We know complex systems reach a point of unalterable change, but we are unaware of how a rapidly formed, human-induced climate discontinuity will treat us. The odds say that when a discontinuity (tipping point) occurs, the new climate regime will be dangerous for humans, rather than benign. Further, after a planet wide discontinuity, the economic bets are void. The planet will be fine; however, the list of “maybes” for humanity and the “what-might-happen-to-us” goes on and on. We also do not know when a climate discontinuity will happen; just that it will occur if humans continue altering our planet’s energy balance with the deep black, otherwise known as space, as in the final frontier. We already know Earth’s weather events will be highly energized.
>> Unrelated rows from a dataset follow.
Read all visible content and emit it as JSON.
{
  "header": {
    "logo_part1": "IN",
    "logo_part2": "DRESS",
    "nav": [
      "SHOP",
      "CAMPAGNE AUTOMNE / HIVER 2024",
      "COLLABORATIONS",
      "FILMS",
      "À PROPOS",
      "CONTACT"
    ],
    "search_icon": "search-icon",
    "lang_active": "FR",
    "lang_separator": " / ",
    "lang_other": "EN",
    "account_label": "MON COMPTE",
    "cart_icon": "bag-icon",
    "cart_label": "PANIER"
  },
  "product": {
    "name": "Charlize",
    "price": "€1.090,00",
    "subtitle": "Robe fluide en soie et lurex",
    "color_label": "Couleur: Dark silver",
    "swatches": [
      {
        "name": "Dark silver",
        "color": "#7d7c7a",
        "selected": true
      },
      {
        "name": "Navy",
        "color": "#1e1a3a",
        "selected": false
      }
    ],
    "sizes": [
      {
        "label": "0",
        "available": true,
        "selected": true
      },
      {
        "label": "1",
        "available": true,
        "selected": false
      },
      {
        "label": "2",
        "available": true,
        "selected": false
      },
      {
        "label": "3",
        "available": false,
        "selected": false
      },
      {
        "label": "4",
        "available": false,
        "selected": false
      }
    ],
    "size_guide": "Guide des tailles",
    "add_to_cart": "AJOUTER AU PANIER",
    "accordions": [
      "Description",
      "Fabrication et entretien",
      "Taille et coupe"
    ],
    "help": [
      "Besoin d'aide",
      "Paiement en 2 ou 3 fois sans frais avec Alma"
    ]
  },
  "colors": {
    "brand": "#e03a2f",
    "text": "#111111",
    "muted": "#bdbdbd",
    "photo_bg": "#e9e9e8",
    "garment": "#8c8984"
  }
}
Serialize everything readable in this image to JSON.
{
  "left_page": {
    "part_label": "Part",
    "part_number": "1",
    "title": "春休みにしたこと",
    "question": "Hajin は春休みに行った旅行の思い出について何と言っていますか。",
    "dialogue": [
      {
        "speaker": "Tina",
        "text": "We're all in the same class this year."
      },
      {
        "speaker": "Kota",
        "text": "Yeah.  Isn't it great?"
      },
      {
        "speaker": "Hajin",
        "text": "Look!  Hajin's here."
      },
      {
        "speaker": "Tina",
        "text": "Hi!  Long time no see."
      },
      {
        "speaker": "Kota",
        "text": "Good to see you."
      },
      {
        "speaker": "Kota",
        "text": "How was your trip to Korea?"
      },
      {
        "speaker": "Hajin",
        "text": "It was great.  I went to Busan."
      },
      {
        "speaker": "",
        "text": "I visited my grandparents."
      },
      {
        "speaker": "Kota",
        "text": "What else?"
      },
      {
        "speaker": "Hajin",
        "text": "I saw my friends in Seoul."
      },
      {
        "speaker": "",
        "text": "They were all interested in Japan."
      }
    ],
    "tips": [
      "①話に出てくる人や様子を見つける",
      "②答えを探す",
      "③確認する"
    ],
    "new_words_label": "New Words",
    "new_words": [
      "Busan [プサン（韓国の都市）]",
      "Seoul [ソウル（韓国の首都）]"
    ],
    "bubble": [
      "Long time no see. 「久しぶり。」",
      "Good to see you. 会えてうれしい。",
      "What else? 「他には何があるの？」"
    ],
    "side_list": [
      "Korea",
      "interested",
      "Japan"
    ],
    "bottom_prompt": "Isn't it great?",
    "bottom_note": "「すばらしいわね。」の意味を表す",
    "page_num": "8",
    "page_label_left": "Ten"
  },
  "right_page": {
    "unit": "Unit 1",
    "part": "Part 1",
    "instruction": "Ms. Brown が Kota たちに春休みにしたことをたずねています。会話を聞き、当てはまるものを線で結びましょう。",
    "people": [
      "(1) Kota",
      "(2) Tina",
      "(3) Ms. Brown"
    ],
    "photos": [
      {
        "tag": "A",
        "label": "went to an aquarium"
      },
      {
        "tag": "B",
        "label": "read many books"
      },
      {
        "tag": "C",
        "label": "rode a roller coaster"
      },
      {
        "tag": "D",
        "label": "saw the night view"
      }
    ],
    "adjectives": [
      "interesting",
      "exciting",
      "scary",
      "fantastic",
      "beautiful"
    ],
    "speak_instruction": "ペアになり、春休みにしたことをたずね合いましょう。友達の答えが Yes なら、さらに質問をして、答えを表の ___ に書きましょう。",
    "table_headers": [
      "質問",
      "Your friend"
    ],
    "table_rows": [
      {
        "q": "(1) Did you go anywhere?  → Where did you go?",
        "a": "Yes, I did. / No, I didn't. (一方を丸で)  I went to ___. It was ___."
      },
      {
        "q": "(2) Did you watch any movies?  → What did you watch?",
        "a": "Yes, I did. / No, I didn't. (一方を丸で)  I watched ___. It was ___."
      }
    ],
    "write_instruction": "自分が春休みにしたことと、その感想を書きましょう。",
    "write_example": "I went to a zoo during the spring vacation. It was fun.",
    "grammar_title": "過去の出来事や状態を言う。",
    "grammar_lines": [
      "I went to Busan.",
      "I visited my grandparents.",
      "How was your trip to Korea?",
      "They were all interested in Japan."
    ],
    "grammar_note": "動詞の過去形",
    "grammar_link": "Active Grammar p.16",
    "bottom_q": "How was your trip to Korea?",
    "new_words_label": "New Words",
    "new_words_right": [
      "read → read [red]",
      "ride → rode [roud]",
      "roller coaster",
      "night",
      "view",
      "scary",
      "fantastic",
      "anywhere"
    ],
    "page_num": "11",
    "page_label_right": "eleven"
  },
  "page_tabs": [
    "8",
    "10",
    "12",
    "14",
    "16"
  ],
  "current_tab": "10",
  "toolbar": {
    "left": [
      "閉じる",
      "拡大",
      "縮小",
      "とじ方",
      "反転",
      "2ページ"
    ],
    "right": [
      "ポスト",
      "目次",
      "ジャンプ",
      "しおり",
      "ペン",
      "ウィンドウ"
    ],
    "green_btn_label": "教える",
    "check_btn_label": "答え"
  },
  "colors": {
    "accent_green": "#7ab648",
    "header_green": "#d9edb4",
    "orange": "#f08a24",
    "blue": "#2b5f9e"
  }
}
Example: A fishbowl tips over. That bowl full of water, and its inhabitants, spill onto a table. The ecosystem in that container transforms as a result of the state change, too bad for the fish. I’ll take the analogy to an extreme. At some earlier period, imagine the fish conversing in the bowl. One fish says to the other fish, “Don’t worry about the bowl reaching the tipping point. Our economy will protect us.”

Playing roulette with our planet’s climate is madness. Ignoring the possibility of a discontinuity is stupid, suggesting a higher energy state will be okay is foolish, and attempting to fillet the result is gauche.

Oops, darn, another foul. Hey ref, what’s the beef? There were no italics in that paragraph! What do you mean fish endangerment?